Department of Restorative Dentistry, Faculty of Dentistry, Gazi University, Ankara, Emek, 06510, Turkey.
Department of Restorative Dentistry, Faculty of Dentistry, Dokuz Eylul University, İzmir, Turkey.
Clin Oral Investig. 2024 Aug 28;28(9):504. doi: 10.1007/s00784-024-05891-0.
To study the effect of incorporating chitosan and fluoride-loaded chitosan nanoparticles into a glass-ionomer cement (GIC) to prevent secondary caries.

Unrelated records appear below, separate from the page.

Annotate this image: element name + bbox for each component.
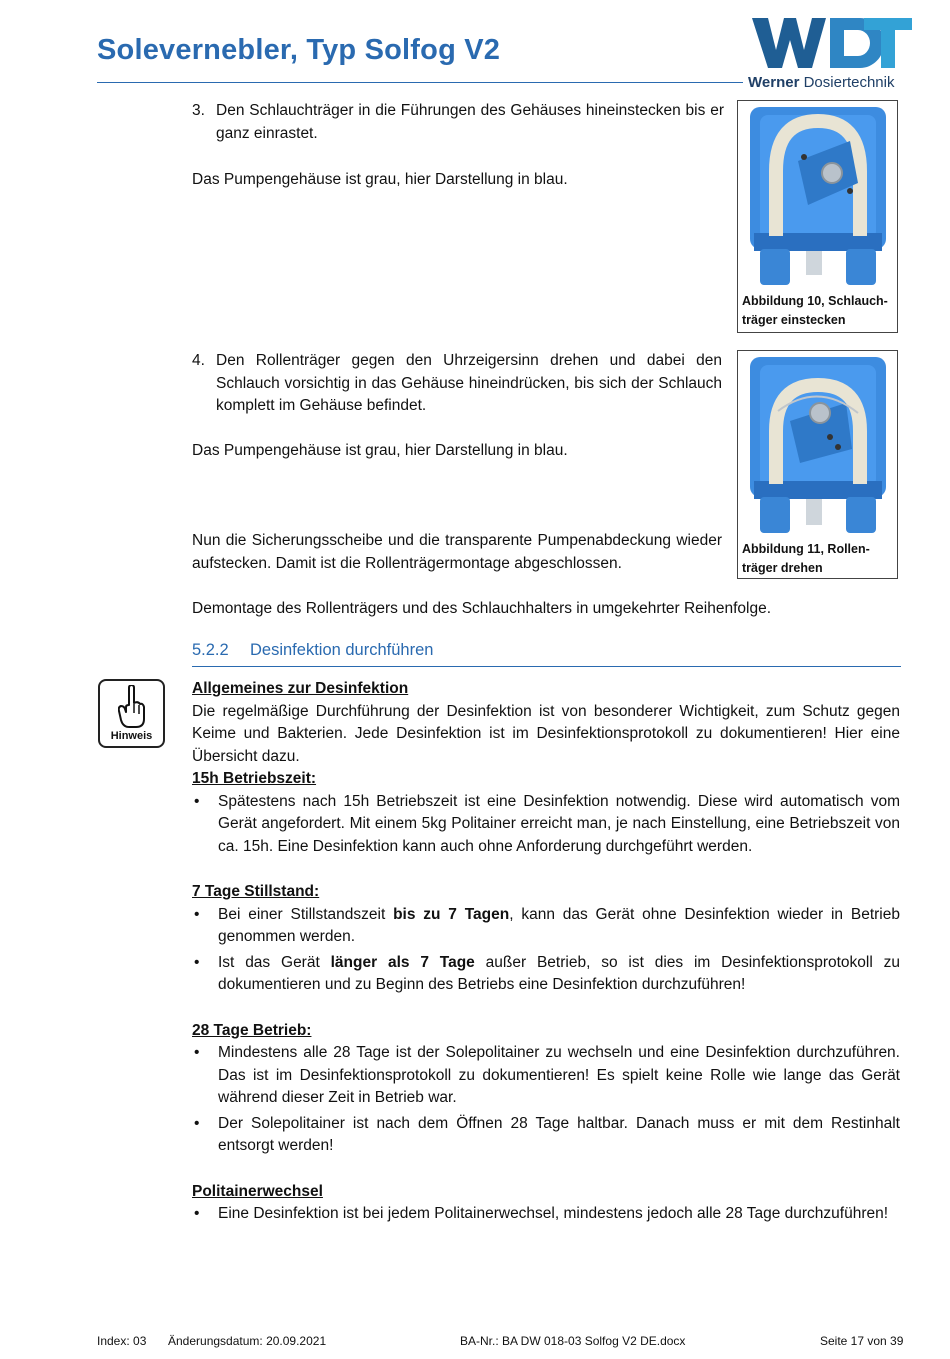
footer-page: Seite 17 von 39 xyxy=(820,1334,904,1348)
list-item-text: Spätestens nach 15h Betriebszeit ist eine Desinfektion notwendig. Diese wird automatisch vom Gerät angefordert. Mit einem 5kg Politainer erreicht man, je nach Einstellung, eine Betriebszeit von ca. 15h. Eine Desinfektion kann auch ohne Anforderung durchgeführt werden. xyxy=(218,792,900,855)
list-item-text: Mindestens alle 28 Tage ist der Solepolitainer zu wechseln und eine Desinfektion durchzuführen. Das ist im Desinfektionsprotokoll zu dokumentieren! Es spielt keine Rolle wie lange das Gerät während dieser Zeit in Betrieb war. xyxy=(218,1044,900,1106)
bullet: • xyxy=(194,792,200,810)
section-rule xyxy=(192,666,901,667)
section-title: Desinfektion durchführen xyxy=(250,641,434,659)
list-item-text: Der Solepolitainer ist nach dem Öffnen 28 Tage haltbar. Danach muss er mit dem Restinhalt entsorgt werden! xyxy=(218,1114,900,1154)
d28-heading: 28 Tage Betrieb: xyxy=(192,1021,312,1039)
assembly-done-paragraph: Nun die Sicherungsscheibe und die transparente Pumpenabdeckung wieder aufstecken. Damit ist die Rollenträgermontage abgeschlossen. xyxy=(192,532,722,572)
logo-tagline: Dosiertechnik xyxy=(803,74,895,91)
bullet: • xyxy=(194,1044,200,1061)
list-item-text: Eine Desinfektion ist bei jedem Politainerwechsel, mindestens jedoch alle 28 Tage durchzuführen! xyxy=(218,1205,889,1222)
bullet: • xyxy=(194,953,200,971)
change-heading: Politainerwechsel xyxy=(192,1182,323,1200)
step-number: 3. xyxy=(192,102,205,119)
general-heading: Allgemeines zur Desinfektion xyxy=(192,680,409,697)
logo-brand: Werner xyxy=(748,74,800,91)
hint-label: Hinweis xyxy=(110,730,153,742)
bullet: • xyxy=(194,905,200,923)
disinfection-content xyxy=(192,678,900,1226)
pointing-hand-icon xyxy=(118,685,146,729)
bullet: • xyxy=(194,1205,200,1222)
list-item-text: Ist das Gerät länger als 7 Tage außer Betrieb, so ist dies im Desinfektionsprotokoll zu dokumentieren und zu Beginn des Betriebs eine Desinfektion durchzuführen! xyxy=(218,953,900,993)
figure-10 xyxy=(737,100,898,333)
h15-list xyxy=(192,791,900,859)
pump-hose-carrier-photo xyxy=(738,101,897,287)
d7-list xyxy=(192,904,900,997)
list-item xyxy=(192,791,900,859)
footer-doc: BA-Nr.: BA DW 018-03 Solfog V2 DE.docx xyxy=(460,1334,686,1348)
wdt-logo xyxy=(752,14,912,72)
h15-heading: 15h Betriebszeit: xyxy=(192,770,317,787)
list-item xyxy=(192,952,900,997)
step-text: Den Rollenträger gegen den Uhrzeigersinn drehen und dabei den Schlauch vorsichtig in das Gehäuse hineindrücken, bis sich der Schlauch komplett im Gehäuse befindet. xyxy=(216,352,722,414)
general-text: Die regelmäßige Durchführung der Desinfektion ist von besonderer Wichtigkeit, zum Schutz gegen Keime und Bakterien. Jede Desinfektion ist im Desinfektionsprotokoll zu dokumentieren! Hier eine Übersicht dazu. xyxy=(192,702,900,765)
hint-box xyxy=(98,679,165,748)
figure-11 xyxy=(737,350,898,579)
section-number: 5.2.2 xyxy=(192,641,229,659)
d28-list xyxy=(192,1042,900,1158)
list-item xyxy=(192,904,900,949)
page-title: Solevernebler, Typ Solfog V2 xyxy=(97,34,501,66)
footer-date: Änderungsdatum: 20.09.2021 xyxy=(168,1334,327,1348)
list-item-text: Bei einer Stillstandszeit bis zu 7 Tagen, kann das Gerät ohne Desinfektion wieder in Betrieb genommen werden. xyxy=(218,905,900,945)
step-3-note: Das Pumpengehäuse ist grau, hier Darstellung in blau. xyxy=(192,171,568,188)
d7-heading: 7 Tage Stillstand: xyxy=(192,883,320,900)
pump-roller-carrier-photo xyxy=(738,351,897,535)
disassembly-paragraph: Demontage des Rollenträgers und des Schlauchhalters in umgekehrter Reihenfolge. xyxy=(192,600,772,617)
step-3 xyxy=(192,100,724,145)
step-4 xyxy=(192,350,722,418)
logo-text xyxy=(748,74,894,91)
list-item xyxy=(192,1113,900,1158)
list-item xyxy=(192,1042,900,1110)
footer-index: Index: 03 xyxy=(97,1334,147,1348)
bullet: • xyxy=(194,1114,200,1132)
list-item xyxy=(192,1203,900,1226)
header-rule xyxy=(97,82,743,83)
step-text: Den Schlauchträger in die Führungen des Gehäuses hineinstecken bis er ganz einrastet. xyxy=(216,102,724,142)
section-heading xyxy=(192,641,433,660)
figure-caption: Abbildung 10, Schlauch- träger einstecken xyxy=(742,294,888,327)
step-number: 4. xyxy=(192,352,205,369)
step-4-note: Das Pumpengehäuse ist grau, hier Darstellung in blau. xyxy=(192,442,568,459)
change-list xyxy=(192,1203,900,1226)
figure-caption: Abbildung 11, Rollen- träger drehen xyxy=(742,542,870,575)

A standard cervical cavity (mesio-distal width 6 mm, cervico-occlusal width 2 mm, and depth 2 mm) was prepared on 30 molars for the following restoration groups: group 1, conventional GIC restoration; group 2, chitosan (10%) modified GIC restoration; group 3, fluoride loaded chitosan nanoparticles (10%) modified GIC restoration. The restored teeth were subjected to 1,500 thermal cycles before undergoing a multi-species cariogenic biofilm challenge. The restored teeth were examined by micro-computed tomography (micro-CT), scanning electron microscopy with energy dispersive X-ray spectroscopy (SEM/EDX). Data were analyzed by the one-way ANOVA, Tukey HDS, Kruskal Wallis, and Dunn's test.
Micro-CT determined outer lesion depths for groups 1-3 were: 614 ± 20 μm, 589 ± 17 μm, and 560 ± 19 μm respectively. Both modifications with chitosan and fluoride-loaded chitosan nanoparticles significantly affected outer lesion depth (p < 0.05). The modification with fluoride-loaded chitosan nanoparticles statistically significantly decreased the outer lesion depth compared to all other groups (p < 0.05). SEM/EDX showed an increase of calcium, phosphorus, and fluoride at the root dentine adjacent to the restoration in groups 2 and 3 (modified GIC). This increase was statistically significantly higher in the group modified with fluorine-loaded nano chitosan particles compared to the other groups (p < 0.05).
Incorporation of 10% chitosan and 10% fluoride-loaded chitosan nanoparticles into GIC restorative material can prevent secondary root caries development. 10% fluoride-loaded chitosan nanoparticles were more effective.
Glass ionomer cement modified with fluoride-loaded chitosan nanoparticles may be a promising restorative material in pediatric and preventive dentistry due to their controlled release properties.
研究将壳聚糖和载氟壳聚糖纳米粒子掺入玻璃离子水门汀(GIC)中以预防继发龋的效果。
在 30 颗磨牙上制备标准颈腔(近远中宽度 6mm,颈缘-颌面宽度 2mm,深度 2mm),用于以下修复组:组 1,常规 GIC 修复;组 2,壳聚糖(10%)改性 GIC 修复;组 3,载氟壳聚糖纳米粒子(10%)改性 GIC 修复。修复后的牙齿经过 1500 次热循环,然后进行多物种致龋生物膜挑战。通过微计算机断层扫描(micro-CT)、扫描电子显微镜结合能谱(SEM/EDX)检查修复后的牙齿。采用单因素方差分析、Tukey HDS、Kruskal Wallis 和 Dunn 检验进行数据分析。
micro-CT 确定组 1-3 的外病变深度分别为:614 ± 20μm、589 ± 17μm 和 560 ± 19μm。壳聚糖和载氟壳聚糖纳米粒子的改性均显著影响外病变深度(p<0.05)。载氟壳聚糖纳米粒子的改性与所有其他组相比,外病变深度统计学显著降低(p<0.05)。SEM/EDX 显示在组 2 和 3(改性 GIC)中,与修复体相邻的根牙本质中钙、磷和氟的含量增加。与其他组相比,载氟纳米壳聚糖颗粒改性组的增加统计学上显著更高(p<0.05)。
将 10%壳聚糖和 10%载氟壳聚糖纳米粒子掺入 GIC 修复材料中可预防继发根龋的发展。10%载氟壳聚糖纳米粒子更有效。
由于载氟壳聚糖纳米粒子具有控释特性,因此用载氟壳聚糖纳米粒子改性的玻璃离子水门汀可能成为儿童和预防牙科领域有前途的修复材料。